Of the four science elective subjects, only Biology defied the trend slightly. From 53.62 per cent as at 2009, performance in Biology peaked at 73.60 per cent when written by graduates of the four-year system in 2011. The second batch of four-year graduates recorded a lower performance of 59 per cent in 2012, while the combined two batches had a performance of 62 per cent in 2013.
The trend in failures (students who had F9) was a reflection of the passes. Failures in the WASSCE were at their lowest during 2011 and 2012 when the four-year group took the exam. In the two years after reverting to three years, the percentage of failures rose again.

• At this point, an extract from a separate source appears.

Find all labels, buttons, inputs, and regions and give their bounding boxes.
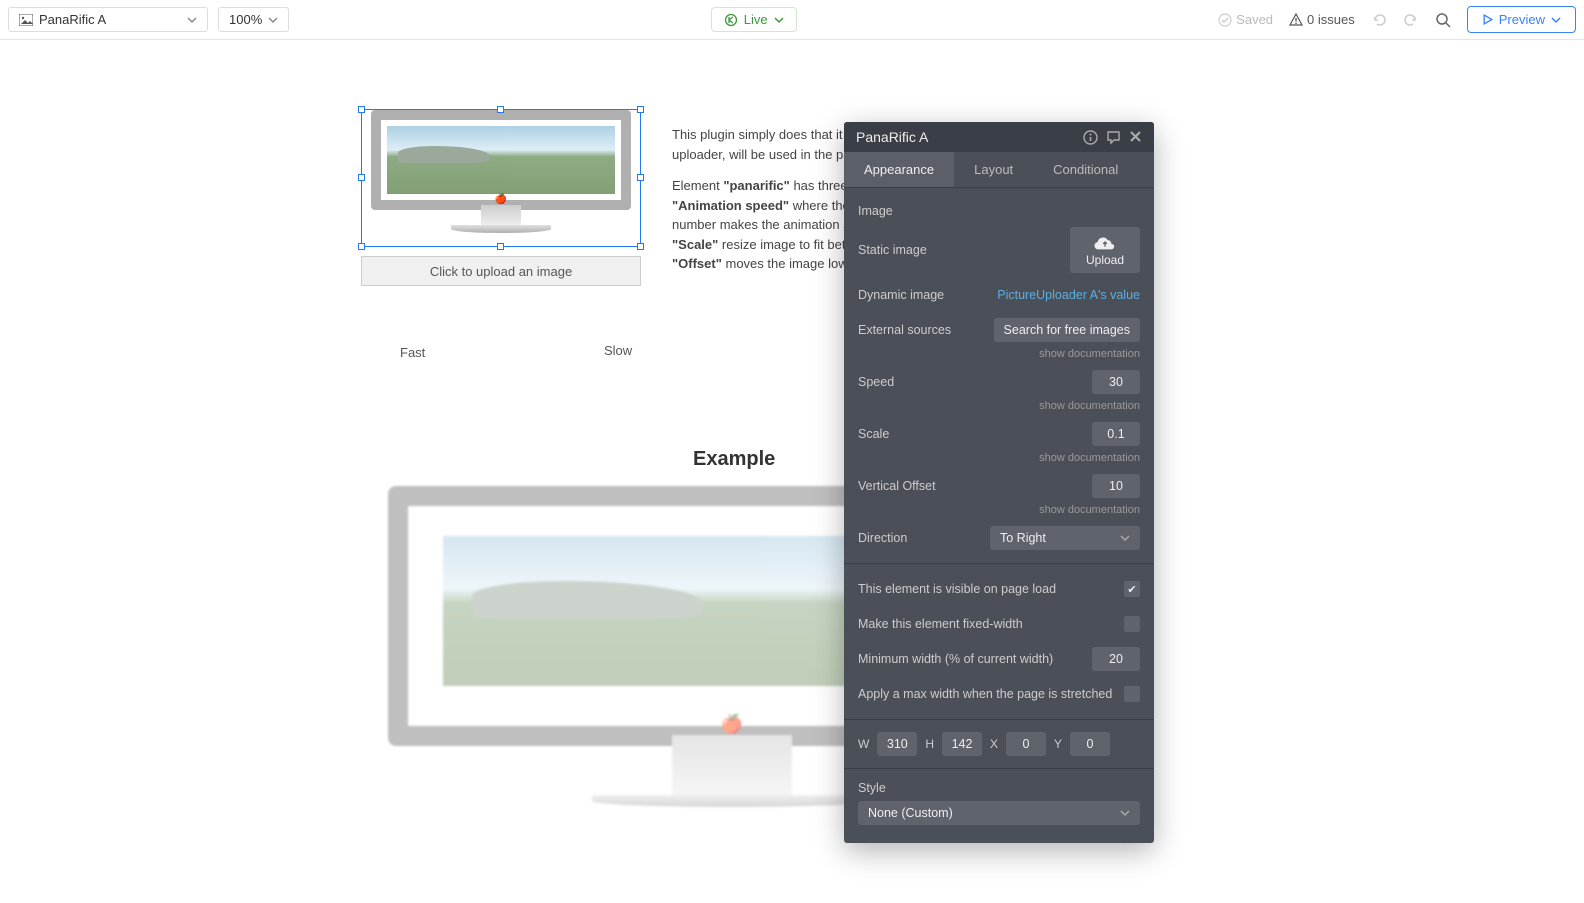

English language saw its lowest rate of failures in 2011 (3.80 per cent), Integrated Science in 2012 (9.10 per cent), Social Studies in 2011 (3.20 per cent) and Core Mathematics also in 2012 (18.80 per cent), with the four science elective subjects exhibiting similar manner.
Silence of the well-to-do
Unfortunately, amidst the problem of inequality and the lack of a consensus among the two dominant political parties on the length of tenure of SHS education, Professor Yankah lamented that most people prefer to be tight-lipped on the issues while those who receive their basic education in less-privileged areas of the country bear the brunt of an unequal society.
He noted that the topic was deemed controversial by WAEC which cancelled the lecture, people were self-censoring and not willing to yield data and information for his study, and the powerful in society are content to circumvent the challenges of the system.
“We have been quiet; those of us who have mouths and bigger mouths and voices to speak, mostly because we are not affected. Our children – yours and mine – are in schools where they register for foreign examinations.
They are quietly avoiding the canker of the WASSCE. The WAEC system is being quietly avoided and then we who could speak for them do not feel it. So then who speaks for the majority?” he asked.